Figure 3. ERD outperforms SOTA baselines on difficult near-OOD datasets.

These results show that it is indeed possible to use complex neural networks to detect samples from novel classes with great accuracy. Nevertheless, there is still room for improvement and for finding even more effective ways to obtain ensembles with regularized disagreement.


How do we detect a novel-class sample?

Given an ensemble, we propose to flag samples as OOD using the following metric: the average pairwise disagreement between the predictions of the models in the ensemble. In the paper, we discuss why this metric is better than the more commonly used method of averaging the predictions of the models.

Why early stopping? How about other regularization methods?

In principle, other regularization techniques could work too. However, early stopping has the advantage that we only need to train one model to select the optimal iteration using an ID validation set. Other regularization techniques require expensive grid searches for hyperparameter selection.
Bonus: In the paper we provide theoretical guarantees for early stopping, for a Gaussian mixture model and a two-layer neural network. Our result shows that there exists an optimal stopping time at which model \(\hat{f}_c\) predicts the label \(c\) on \(U_{OOD}\) and the correct label on \(U_{ID}\).

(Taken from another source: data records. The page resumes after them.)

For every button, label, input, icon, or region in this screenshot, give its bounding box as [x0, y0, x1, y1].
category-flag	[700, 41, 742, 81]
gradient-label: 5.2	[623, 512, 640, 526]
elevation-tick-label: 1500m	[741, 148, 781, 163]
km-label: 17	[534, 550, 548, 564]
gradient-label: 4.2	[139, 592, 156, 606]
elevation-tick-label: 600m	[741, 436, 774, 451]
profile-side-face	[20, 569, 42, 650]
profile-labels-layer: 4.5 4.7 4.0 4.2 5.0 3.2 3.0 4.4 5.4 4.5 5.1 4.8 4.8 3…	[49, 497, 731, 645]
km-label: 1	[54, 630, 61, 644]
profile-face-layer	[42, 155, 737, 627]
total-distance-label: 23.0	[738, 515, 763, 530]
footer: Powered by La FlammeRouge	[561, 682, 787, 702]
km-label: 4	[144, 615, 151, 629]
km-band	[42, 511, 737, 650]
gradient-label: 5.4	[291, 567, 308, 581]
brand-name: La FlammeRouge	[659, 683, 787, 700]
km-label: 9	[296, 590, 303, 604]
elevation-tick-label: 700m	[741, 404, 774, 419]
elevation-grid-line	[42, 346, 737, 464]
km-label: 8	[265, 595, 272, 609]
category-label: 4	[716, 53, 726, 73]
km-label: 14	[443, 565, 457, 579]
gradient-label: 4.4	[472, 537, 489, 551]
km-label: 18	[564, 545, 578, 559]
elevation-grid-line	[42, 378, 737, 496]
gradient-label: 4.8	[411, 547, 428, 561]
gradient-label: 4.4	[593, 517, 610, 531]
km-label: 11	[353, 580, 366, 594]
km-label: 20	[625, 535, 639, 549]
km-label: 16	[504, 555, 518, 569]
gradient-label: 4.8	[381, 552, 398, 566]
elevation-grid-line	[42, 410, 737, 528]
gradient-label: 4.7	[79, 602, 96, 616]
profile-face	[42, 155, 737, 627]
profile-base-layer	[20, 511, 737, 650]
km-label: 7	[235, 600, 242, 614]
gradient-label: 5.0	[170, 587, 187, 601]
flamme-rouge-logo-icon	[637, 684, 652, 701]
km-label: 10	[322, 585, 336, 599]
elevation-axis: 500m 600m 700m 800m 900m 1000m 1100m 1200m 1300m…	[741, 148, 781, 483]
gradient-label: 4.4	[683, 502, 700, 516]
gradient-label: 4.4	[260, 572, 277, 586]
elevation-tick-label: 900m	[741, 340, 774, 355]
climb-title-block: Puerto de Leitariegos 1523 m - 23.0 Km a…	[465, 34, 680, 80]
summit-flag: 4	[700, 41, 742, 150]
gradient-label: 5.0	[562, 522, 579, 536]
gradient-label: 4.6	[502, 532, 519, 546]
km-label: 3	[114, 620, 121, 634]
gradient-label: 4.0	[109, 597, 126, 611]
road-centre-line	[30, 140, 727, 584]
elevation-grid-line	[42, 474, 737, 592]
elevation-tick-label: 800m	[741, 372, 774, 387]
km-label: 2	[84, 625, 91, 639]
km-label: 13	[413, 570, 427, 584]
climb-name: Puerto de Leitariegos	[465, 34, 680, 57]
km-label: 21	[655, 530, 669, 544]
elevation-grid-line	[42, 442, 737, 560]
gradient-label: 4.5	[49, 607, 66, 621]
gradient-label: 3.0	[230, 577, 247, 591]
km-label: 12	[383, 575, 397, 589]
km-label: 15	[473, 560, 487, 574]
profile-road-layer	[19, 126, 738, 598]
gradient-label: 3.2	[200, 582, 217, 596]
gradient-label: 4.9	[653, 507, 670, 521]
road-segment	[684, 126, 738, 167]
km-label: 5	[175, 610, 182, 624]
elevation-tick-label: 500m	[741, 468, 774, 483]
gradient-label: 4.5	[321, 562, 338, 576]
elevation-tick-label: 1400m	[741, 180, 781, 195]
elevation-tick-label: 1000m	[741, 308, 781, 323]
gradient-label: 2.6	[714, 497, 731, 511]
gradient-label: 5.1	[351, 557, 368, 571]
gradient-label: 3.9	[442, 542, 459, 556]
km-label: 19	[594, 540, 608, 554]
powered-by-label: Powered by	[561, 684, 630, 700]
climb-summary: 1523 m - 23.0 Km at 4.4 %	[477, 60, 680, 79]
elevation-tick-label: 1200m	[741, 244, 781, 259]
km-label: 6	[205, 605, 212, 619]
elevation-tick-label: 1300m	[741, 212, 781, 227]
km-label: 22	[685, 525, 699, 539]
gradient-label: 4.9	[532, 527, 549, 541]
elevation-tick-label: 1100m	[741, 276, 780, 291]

How large does the unlabeled set need to be for good performance?

Our method works well for a wide range of unlabeled set sizes, as we discuss in the paper. In practice, if the unlabeled set is too small, one can simply revert to using unsupervised novelty detection techniques.

Can the method be used for transductive novelty detection
i.e. evaluate on the same unlabeled set used for fine-tuning?

Yes! Check out the paper for the experiment results.

What is the computation cost of training ERD?

We only need to fine-tune two-model ensembles to get good performance with ERD, as we show in the paper. For instance, in applications like the one in Figure 1, ERD fine-tuning introduces little overhead and works well even with scarce resources (e.g. it takes around 5 minutes on 2 GPUs for the settings in Figure 3).

How does ERD compare to pretrained models like ViT?

OOD detection with pretrained ViT models performs great when the OOD data is similar to the data used for pretraining (e.g. CIFAR10 classes as ID and OOD and ImageNet used for pretraining). However, our experiments revealed that OOD detection performance deteriorates drastically when ID and OOD data are strikingly different from ImageNet, e.g. SVHN, medical data or even FashionMNIST.